Working with Algorithms#
Memorax provides several RL algorithms optimized for memory-augmented learning.
Available Algorithms#
Algorithm |
Action Space |
Use Case |
|---|---|---|
PPO |
Discrete & Continuous |
General-purpose, stable training |
DQN |
Discrete |
Value-based learning |
SAC |
Continuous |
Maximum entropy RL |
PQN |
Discrete |
On-policy Q-learning |
PPO (Proximal Policy Optimization)#
Best for general-purpose training with memory architectures.
from memorax.algorithms import PPO, PPOConfig
cfg = PPOConfig(
name="PPO-Experiment",
num_envs=8,
num_eval_envs=16,
num_steps=128,
gamma=0.99,
gae_lambda=0.95,
num_minibatches=4,
update_epochs=4,
normalize_advantage=True,
clip_coef=0.2,
clip_vloss=True,
ent_coef=0.01,
vf_coef=0.5,
burn_in_length=0, # RNN burn-in steps
)
agent = PPO(cfg, env, env_params, actor, critic, actor_optimizer, critic_optimizer)
Key Parameters#
num_envs: Number of parallel environments for trainingnum_steps: Steps per rollout before updateclip_coef: PPO clipping coefficient (0.1-0.3)burn_in_length: Steps to “warm up” RNN hidden state
DQN (Deep Q-Network)#
For discrete action spaces with value-based learning.
from memorax.algorithms import DQN, DQNConfig
cfg = DQNConfig(
name="DQN-Experiment",
num_envs=8,
buffer_size=100_000,
batch_size=32,
learning_starts=1000,
target_update_freq=1000,
gamma=0.99,
epsilon_start=1.0,
epsilon_end=0.05,
epsilon_decay_steps=50_000,
)
agent = DQN(cfg, env, env_params, q_network, optimizer)
SAC (Soft Actor-Critic)#
For continuous control with entropy regularization.

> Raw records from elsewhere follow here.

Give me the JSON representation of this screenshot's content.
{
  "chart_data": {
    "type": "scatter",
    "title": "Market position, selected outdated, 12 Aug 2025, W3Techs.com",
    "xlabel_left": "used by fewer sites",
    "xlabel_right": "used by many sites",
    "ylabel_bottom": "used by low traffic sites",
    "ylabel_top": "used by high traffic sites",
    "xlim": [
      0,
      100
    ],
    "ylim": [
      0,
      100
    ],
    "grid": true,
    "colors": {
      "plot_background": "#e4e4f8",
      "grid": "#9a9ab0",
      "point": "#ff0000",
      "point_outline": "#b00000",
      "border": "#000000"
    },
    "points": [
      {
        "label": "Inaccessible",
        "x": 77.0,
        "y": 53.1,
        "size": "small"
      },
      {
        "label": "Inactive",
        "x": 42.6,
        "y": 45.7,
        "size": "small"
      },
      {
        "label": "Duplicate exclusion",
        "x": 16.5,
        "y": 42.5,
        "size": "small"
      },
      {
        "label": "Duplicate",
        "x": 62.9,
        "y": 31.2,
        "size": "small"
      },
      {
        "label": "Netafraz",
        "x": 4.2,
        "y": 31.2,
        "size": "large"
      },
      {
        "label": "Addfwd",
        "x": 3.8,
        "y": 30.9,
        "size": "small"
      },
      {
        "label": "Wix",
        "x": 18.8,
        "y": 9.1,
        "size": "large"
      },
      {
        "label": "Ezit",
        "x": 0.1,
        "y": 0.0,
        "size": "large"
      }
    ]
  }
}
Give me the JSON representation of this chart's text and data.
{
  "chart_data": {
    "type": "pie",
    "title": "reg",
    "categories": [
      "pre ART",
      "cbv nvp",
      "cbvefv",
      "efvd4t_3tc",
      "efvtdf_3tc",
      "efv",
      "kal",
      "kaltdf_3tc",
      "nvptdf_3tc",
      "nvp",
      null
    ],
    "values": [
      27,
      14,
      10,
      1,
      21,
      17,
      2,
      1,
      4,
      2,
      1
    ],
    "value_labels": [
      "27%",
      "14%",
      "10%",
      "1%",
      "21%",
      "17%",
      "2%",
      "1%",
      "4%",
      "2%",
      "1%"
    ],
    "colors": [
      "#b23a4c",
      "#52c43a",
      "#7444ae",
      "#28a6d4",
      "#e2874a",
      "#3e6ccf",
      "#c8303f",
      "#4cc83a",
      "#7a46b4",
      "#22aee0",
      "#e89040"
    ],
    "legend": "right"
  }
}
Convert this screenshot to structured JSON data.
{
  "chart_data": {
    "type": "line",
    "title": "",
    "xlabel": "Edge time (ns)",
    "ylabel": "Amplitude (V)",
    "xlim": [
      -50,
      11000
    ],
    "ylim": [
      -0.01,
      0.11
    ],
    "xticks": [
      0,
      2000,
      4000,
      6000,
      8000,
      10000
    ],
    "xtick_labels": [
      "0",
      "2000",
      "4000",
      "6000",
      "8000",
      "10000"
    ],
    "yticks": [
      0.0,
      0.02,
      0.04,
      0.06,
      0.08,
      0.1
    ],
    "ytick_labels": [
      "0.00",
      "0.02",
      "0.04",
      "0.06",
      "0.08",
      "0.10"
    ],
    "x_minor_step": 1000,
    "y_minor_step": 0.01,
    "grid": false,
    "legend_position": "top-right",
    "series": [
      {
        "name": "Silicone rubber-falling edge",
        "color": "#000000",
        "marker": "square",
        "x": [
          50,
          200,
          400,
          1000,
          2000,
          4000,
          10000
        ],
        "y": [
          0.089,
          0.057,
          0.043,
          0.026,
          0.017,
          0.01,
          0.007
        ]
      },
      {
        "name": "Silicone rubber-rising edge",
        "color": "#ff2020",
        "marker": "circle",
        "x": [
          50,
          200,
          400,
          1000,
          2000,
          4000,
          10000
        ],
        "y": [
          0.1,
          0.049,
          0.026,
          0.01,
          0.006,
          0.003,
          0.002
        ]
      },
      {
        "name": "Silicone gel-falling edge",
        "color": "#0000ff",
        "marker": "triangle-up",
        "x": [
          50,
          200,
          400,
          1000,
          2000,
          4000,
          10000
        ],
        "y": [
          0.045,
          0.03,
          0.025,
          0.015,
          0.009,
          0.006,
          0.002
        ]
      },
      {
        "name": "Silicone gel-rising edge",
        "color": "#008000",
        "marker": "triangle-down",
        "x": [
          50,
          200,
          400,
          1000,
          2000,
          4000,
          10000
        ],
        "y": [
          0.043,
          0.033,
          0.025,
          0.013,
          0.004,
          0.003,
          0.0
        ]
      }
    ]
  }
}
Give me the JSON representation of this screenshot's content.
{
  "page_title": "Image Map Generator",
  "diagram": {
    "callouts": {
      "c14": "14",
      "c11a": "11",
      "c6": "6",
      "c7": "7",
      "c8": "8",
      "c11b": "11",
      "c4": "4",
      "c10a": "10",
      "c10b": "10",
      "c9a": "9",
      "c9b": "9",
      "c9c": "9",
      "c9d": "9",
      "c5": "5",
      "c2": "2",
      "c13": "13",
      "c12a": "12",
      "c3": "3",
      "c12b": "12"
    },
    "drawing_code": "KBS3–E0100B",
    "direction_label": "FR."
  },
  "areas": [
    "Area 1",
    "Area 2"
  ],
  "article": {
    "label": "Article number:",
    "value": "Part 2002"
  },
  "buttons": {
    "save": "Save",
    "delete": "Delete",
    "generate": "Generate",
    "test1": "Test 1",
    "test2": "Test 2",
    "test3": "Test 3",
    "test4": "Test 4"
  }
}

from memorax.algorithms import SAC, SACConfig
cfg = SACConfig(
name="SAC-Experiment",
num_envs=8,
buffer_size=1_000_000,
batch_size=256,
learning_starts=10_000,
gamma=0.99,
tau=0.005,
alpha=0.2, # Temperature parameter
auto_alpha=True, # Learn temperature
)
agent = SAC(cfg, env, env_params, actor, critic, critic, actor_optimizer, critic_optimizer, alpha_optimizer)
Training Loop Pattern#
All algorithms follow the same interface:
# Initialize
key, state = agent.init(key)
# Optional: warmup (fill replay buffer for off-policy)
key, state = agent.warmup(key, state, num_steps=10_000)
# Train
key, state, transitions = agent.train(key, state, num_steps=100_000)
# Evaluate
key, returns = agent.evaluate(key, state, num_episodes=10)
Burn-in for Recurrent Networks#
When using RNNs/SSMs, use burn-in to establish hidden state context:
cfg = PPOConfig(
burn_in_length=20, # 20 steps of context
num_steps=128,
)
This replays the first burn_in_length steps without gradient to initialize the hidden state before computing losses.